As under most legal schemes outside the United States, eligibility would not be limited to the terminally ill. If of “full age” and “capable of giving consent,” the suicidal patient would be able to have him or herself killed if suffering from “an incurable serious illness” in an “advanced state of irreversible decline” that causes “unbearable physical or psychological pain which cannot be relieved in a manner the person deems tolerable.” As in the Scottish proposal and the Belgian and Dutch laws, the definition is broad enough to drive a hearse through.
What’s more, all Quebec doctors would be legally required to euthanize qualified patients—or, if morally opposed, to refer patients to others willing to kill them. In other words, complicity in euthanasia may soon become a condition of practicing medicine in Quebec—Hippocratic Oath be damned.

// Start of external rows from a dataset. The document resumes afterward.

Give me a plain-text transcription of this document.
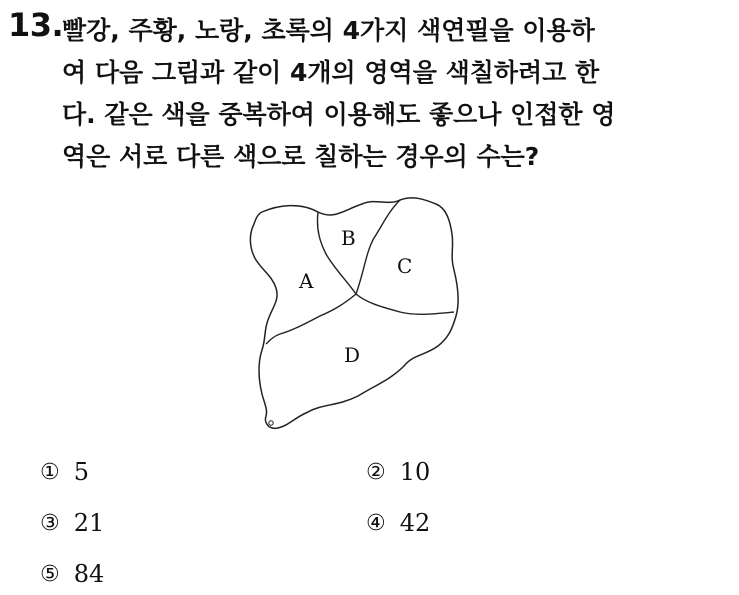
13.
빨강, 주황, 노랑, 초록의 4가지 색연필을 이용하
여 다음 그림과 같이 4개의 영역을 색칠하려고 한
다. 같은 색을 중복하여 이용해도 좋으나 인접한 영
역은 서로 다른 색으로 칠하는 경우의 수는?
A
B
C
D
① 5	② 10
③ 21	④ 42
⑤ 84
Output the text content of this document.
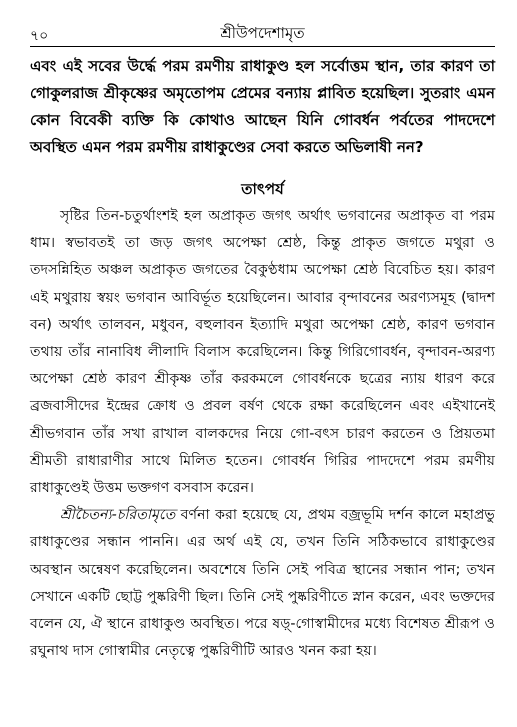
৭০	শ্রীউপদেশামৃত

এবং এই সবের উর্দ্ধে পরম রমণীয় রাধাকুণ্ড হল সর্বোত্তম স্থান, তার কারণ তা গোকুলরাজ শ্রীকৃষ্ণের অমৃতোপম প্রেমের বন্যায় প্লাবিত হয়েছিল। সুতরাং এমন কোন বিবেকী ব্যক্তি কি কোথাও আছেন যিনি গোবর্ধন পর্বতের পাদদেশে অবস্থিত এমন পরম রমণীয় রাধাকুণ্ডের সেবা করতে অভিলাষী নন?

তাৎপর্য

সৃষ্টির তিন-চতুর্থাংশই হল অপ্রাকৃত জগৎ অর্থাৎ ভগবানের অপ্রাকৃত বা পরম ধাম। স্বভাবতই তা জড় জগৎ অপেক্ষা শ্রেষ্ঠ, কিন্তু প্রাকৃত জগতে মথুরা ও তদসন্নিহিত অঞ্চল অপ্রাকৃত জগতের বৈকুণ্ঠধাম অপেক্ষা শ্রেষ্ঠ বিবেচিত হয়। কারণ এই মথুরায় স্বয়ং ভগবান আবির্ভূত হয়েছিলেন। আবার বৃন্দাবনের অরণ্যসমূহ (দ্বাদশ বন) অর্থাৎ তালবন, মধুবন, বহুলাবন ইত্যাদি মথুরা অপেক্ষা শ্রেষ্ঠ, কারণ ভগবান তথায় তাঁর নানাবিধ লীলাদি বিলাস করেছিলেন। কিন্তু গিরিগোবর্ধন, বৃন্দাবন-অরণ্য অপেক্ষা শ্রেষ্ঠ কারণ শ্রীকৃষ্ণ তাঁর করকমলে গোবর্ধনকে ছত্রের ন্যায় ধারণ করে ব্রজবাসীদের ইন্দ্রের ক্রোধ ও প্রবল বর্ষণ থেকে রক্ষা করেছিলেন এবং এইখানেই শ্রীভগবান তাঁর সখা রাখাল বালকদের নিয়ে গো-বৎস চারণ করতেন ও প্রিয়তমা শ্রীমতী রাধারাণীর সাথে মিলিত হতেন। গোবর্ধন গিরির পাদদেশে পরম রমণীয় রাধাকুণ্ডেই উত্তম ভক্তগণ বসবাস করেন।

শ্রীচৈতন্য-চরিতামৃতে বর্ণনা করা হয়েছে যে, প্রথম বজ্রভূমি দর্শন কালে মহাপ্রভু রাধাকুণ্ডের সন্ধান পাননি। এর অর্থ এই যে, তখন তিনি সঠিকভাবে রাধাকুণ্ডের অবস্থান অন্বেষণ করেছিলেন। অবশেষে তিনি সেই পবিত্র স্থানের সন্ধান পান; তখন সেখানে একটি ছোট্ট পুষ্করিণী ছিল। তিনি সেই পুষ্করিণীতে স্নান করেন, এবং ভক্তদের বলেন যে, ঐ স্থানে রাধাকুণ্ড অবস্থিত। পরে ষড়্‌-গোস্বামীদের মধ্যে বিশেষত শ্রীরূপ ও রঘুনাথ দাস গোস্বামীর নেতৃত্বে পুষ্করিণীটি আরও খনন করা হয়।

The United States too has seen a lurch in assisted suicide policy. Americans still have qualms about the issue; voters in Massachusetts narrowly rejected a legalization referendum last year. Thus, as a political expedient, proposals here usually limit doctor-prescribed death to the terminally ill and include bureaucratic guidelines that supposedly will protect against abuse.
True to form, Vermont has a new assisted-suicide law that contained such provisions when lawmakers passed it in May. But the “safeguards” will sunset in 2016. After that, no state oversight of any kind is mandated. Instead, suicide-assisting doctors will make their own rules so long as the patient is “capable and does not have impaired judgment.” The doctor informs the suicidal patient of “feasible end-of-life services” and discloses the “risks” of taking a lethal overdose.
To recap: Starting in 2016, doctors in Vermont will assist patient suicides under what amounts to an honor system, no questions asked. What could go wrong?
Wesley J. Smith is a senior fellow at the Discovery Institute’s Center on Human Exceptionalism and consults for the Patients Rights Council and the Center for Bioethics and Culture.